Poor Management: Laundry Style!

It’s a sad fact that people management is an under-developed skill in many organisations. The organisations that get it right tend to be the successful ones, so there’s a message in there somewhere.

Here’s a checklist of management practices that rarely (if ever) prove successful.  If you are an employee, how many of these have you experienced? If you are a manager, how many of these practices have you or do you demonstrate?

  1. Focus on ironing out the creases

  2. Put them through the wringer

  3. Put people in a spin

  4. Peg them down

  5. Bleach out all colour

  6. Hang them out to dry

Focus on ironing out the creases

This approach is demoralising and wasteful. If the focus moved to what people can do and can do well, and the role was constructed to allow people to play to these strengths, the benefits are enormous.

Put people through the wringer

This approach has a short shelf-life for each employee. It contributes to burn-out and the quality of the work rapidly suffers. What is more, it stifles innovation, creativity, and engagement.

Instead of bleeding employees dry, good managers help their staff prioritise what is truly important, don’t overburden their people, and recognise the enormous benefits that arise when you ‘cut a bit of slack’.

Put people in a spin

These managers lack a strategic approach, clear purpose, and standards. Everything is up for grabs as they weave their way through the challenge of every new situation.

People are left feeling very uncertain, confused and out of control. They feel shunted from pillar to post as their manager changes direction as a matter of routine.

The effect is that people stop making longer term plans. They focus only on what’s happening now, rather than preparing for future events. They don’t invest in ideas and improvements because they don’t expect that they will have the opportunity to see them through.

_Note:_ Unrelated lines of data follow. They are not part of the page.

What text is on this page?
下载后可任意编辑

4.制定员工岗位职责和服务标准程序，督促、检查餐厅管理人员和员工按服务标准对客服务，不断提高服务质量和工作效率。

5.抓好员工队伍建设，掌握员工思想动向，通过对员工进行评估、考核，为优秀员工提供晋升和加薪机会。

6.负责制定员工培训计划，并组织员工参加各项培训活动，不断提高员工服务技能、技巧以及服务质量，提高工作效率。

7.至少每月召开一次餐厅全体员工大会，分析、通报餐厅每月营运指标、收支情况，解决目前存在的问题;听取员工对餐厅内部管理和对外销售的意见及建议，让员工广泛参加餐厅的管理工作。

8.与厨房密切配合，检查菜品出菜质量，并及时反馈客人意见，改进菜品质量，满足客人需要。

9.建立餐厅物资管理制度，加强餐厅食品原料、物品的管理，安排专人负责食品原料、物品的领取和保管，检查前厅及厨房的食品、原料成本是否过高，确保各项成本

It’s a rollercoaster ride with a manager like this. And it makes people dizzy.

Good managers have clarity about where they and their team are going over the short, medium and longer term. They articulate this to their people and take steps to maintain this course. Changes in direction are rarely thrust upon employees, but evaluated with them.

Peg them down

These managers feel entitled to power by virtue of their hierarchical status. They feel they’ve earned their stripes and the right to be in charge.

So people are kept in their place. Their roles are tightly regulated. Instructions on what the manager wants are also supplemented with ‘how’ the manager wants it done. There’s little freedom available for the employee to exercise their own judgement.

These managers also like to know where people are at every minute of the day: preferably stuck at their desk or machine. They become nervous when people move about because it’s harder to keep tabs on them! I’ve even seen some managers time how long their people spend on the toilet!

When people are straight-jacketed like this they tend to go mad! Either they stop thinking for themselves and become zombies, or they become more and more dependent on the manager, or they rail against it and eventually leave.

Good managers realise that people need freedom to operate and stretch themselves. Good managers believe that people who are given this freedom, have the capacity to use it well. Good managers make themselves available to their people but not indispensable to them.

Bleach out all colour

These managers expect every person to operate in an identical rather than unique way. The job roles are constructed so that everyone is expected to do the same things, be good at the same things, and work in the same way.

The result is a lifeless and dull team which lacks diversity in terms of skills, capabilities, approaches, temperaments, preferences, and results.

Teams like this are never high performing. And they are extremely limited in what they can take on and deliver. However, the poor manager feels comfortable with these teams because he/she is dealing with people they recognise and understand.

A good manager recognises the value of diversity and embraces it. They become skilled at handling the frictions and tensions that can arise with increased diversity, and they use these tensions to positive effect. A good manager is not afraid of working with people who think, act and are capable of doing things differently to themselves.

Hang them out to dry

These managers are particularly partial to blame, and are great at distancing themselves from situations and events.

The result is that team members don’t trust their manager. They don’t confide in their manager, and are more inclined to ‘bury’ mistakes than share them with their manager. Alternatively, people become so risk-averse for fear of ever making a mistake for which they will be pilloried by their manager.

A good manager realizes that they are reflected in the performance of their team. A good manager has the best interests of their staff at heart, and works tirelessly to ensure that they are adequately resourced and supported. A good manager focuses more on learning than apportioning blame, using every failure as a chance to improve.

Managing People doesn’t have to be like doing the laundry! It’s time to freshen up our approach. But let’s leave the bleach, detergent, pegs and laundry machines out of it.